Die Menschen an den Enden dieses Spektrums zwischen felsenfestem Gottvertrauen und atheistischer Sicherheit, dass es keinen Gott gibt, sind selten. Wir sind meistens irgendwie dazwischen mal mehr auf der einen und mal mehr auf der anderen Seite.
Und hier in der Kirche sind wir, weil wir von Sehnsucht erfüllt sind, dass Weihnachten wahr werden möge. Wir hoffen, dass Frieden auf Erden sich breit macht. Und wir beten, dass Gott bei uns sein möge und uns in unseren alltäglichen Schwierigkeiten helfen möge.
Und vielleicht wünschen wir uns, dass unser Glaube stärker werden möge, und das Vertrauen, dass am Ende alles gut wird in uns wachsen möge.

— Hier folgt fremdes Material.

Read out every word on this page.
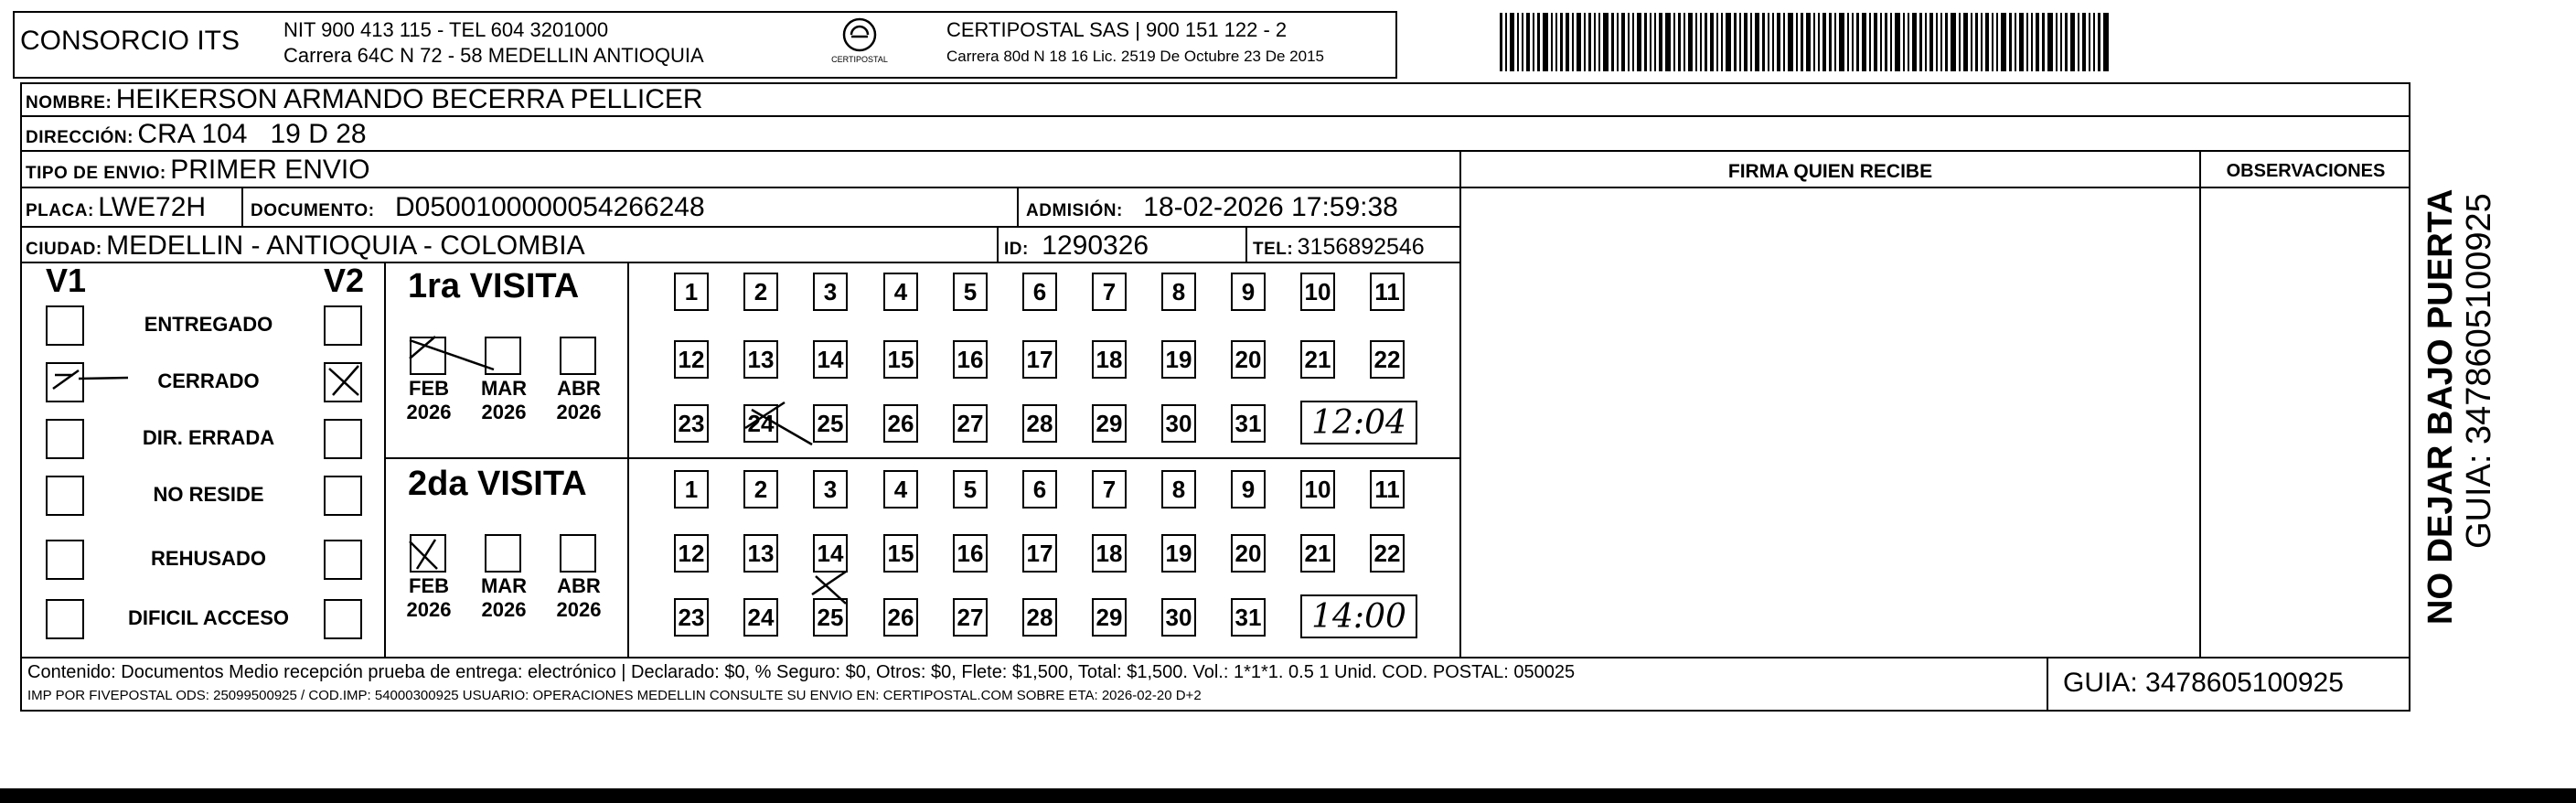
CONSORCIO ITS NIT 900 413 115 - TEL 604 3201000
Carrera 64C N 72 - 58 MEDELLIN ANTIOQUIA	CERTIPOSTAL
CERTIPOSTAL SAS | 900 151 122 - 2
Carrera 80d N 18 16 Lic. 2519 De Octubre 23 De 2015
NOMBRE: HEIKERSON ARMANDO BECERRA PELLICER
DIRECCIÓN: CRA 104   19 D 28
TIPO DE ENVIO: PRIMER ENVIO	FIRMA QUIEN RECIBE	OBSERVACIONES
PLACA: LWE72H	DOCUMENTO: D0500100000054266248	ADMISIÓN: 18-02-2026 17:59:38
CIUDAD: MEDELLIN - ANTIOQUIA - COLOMBIA	ID: 1290326	TEL: 3156892546
V1	V2
ENTREGADO
CERRADO
DIR. ERRADA
NO RESIDE
REHUSADO
DIFICIL ACCESO
1ra VISITA
2da VISITA
FEB
2026
MAR
2026
ABR
2026
FEB
2026
MAR
2026
ABR
2026
1	2	3	4	5	6	7	8	9	10 11
12 13 14 15 16 17 18 19 20 21 22
23 24 25 26 27 28 29 30 31	12:04
1	2	3	4	5	6	7	8	9	10 11
12 13 14 15 16 17 18 19 20 21 22
23 24 25 26 27 28 29 30 31	14:00
Contenido: Documentos Medio recepción prueba de entrega: electrónico | Declarado: $0, % Seguro: $0, Otros: $0, Flete: $1,500, Total: $1,500. Vol.: 1*1*1. 0.5 1 Unid. COD. POSTAL: 050025
IMP POR FIVEPOSTAL ODS: 25099500925 / COD.IMP: 54000300925 USUARIO: OPERACIONES MEDELLIN CONSULTE SU ENVIO EN: CERTIPOSTAL.COM SOBRE ETA: 2026-02-20 D+2	GUIA: 3478605100925
NO DEJAR BAJO PUERTA GUIA: 3478605100925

Vielleicht sind wir hier, weil wir wenigstens einmal einen Moment des Friedens erleben wollen, der höher ist als alle Vernunft und stärker als alles, womit wir uns sonst herumschlagen müssen.
Ja, ich wünsche mir, dass Gottes heiliger Geist uns heute erfüllen möge und wir wenigstens eine kurze Zeit uns auf dieser Welt sicher und geborgen fühlen. Morgen dürfen die alten Zweifel und Probleme dann auch wieder kommen, aber heute, heute soll es Weihnachten werden. Heute soll der Friede Gottes einmal stärker sein. Heute soll die Hoffnung überwiegen. Heute werden wir die Musik und das Kerzenlicht genießen und getröstet nach Hause gehen. Heute möge der Friede Gottes uns überwältigen und und mit unsagbarem Glück erfüllen. Und wenn nicht heute dann morgen oder übermorgen. Und damit will ich mich zufrieden geben.
Wir brauchen ja nicht immerwährende Sicherheit und ungebrochenes Vertrauen.
Jesus sagt: Wenn euer Glaube auch nur so groß ist wie ein Senfkorn, könnt ihr damit Berge versetzen. Und wenn unsere Hoffnung uns durch die nächsten Stunden trägt, dann reicht das erst einmal. Und wenn die Freudenboten uns heute erreichen, dann müssen wir uns keine Gedanken darüber machen wie es morgen sein wird. Heute ist Weihnachten, und dann sehen wir weiter.
Der Friede Gottes, der höher ist als all unsere Vernunft wahre eure Herzen und Sinne in Christus Jesus zum ewigen seligen Leben.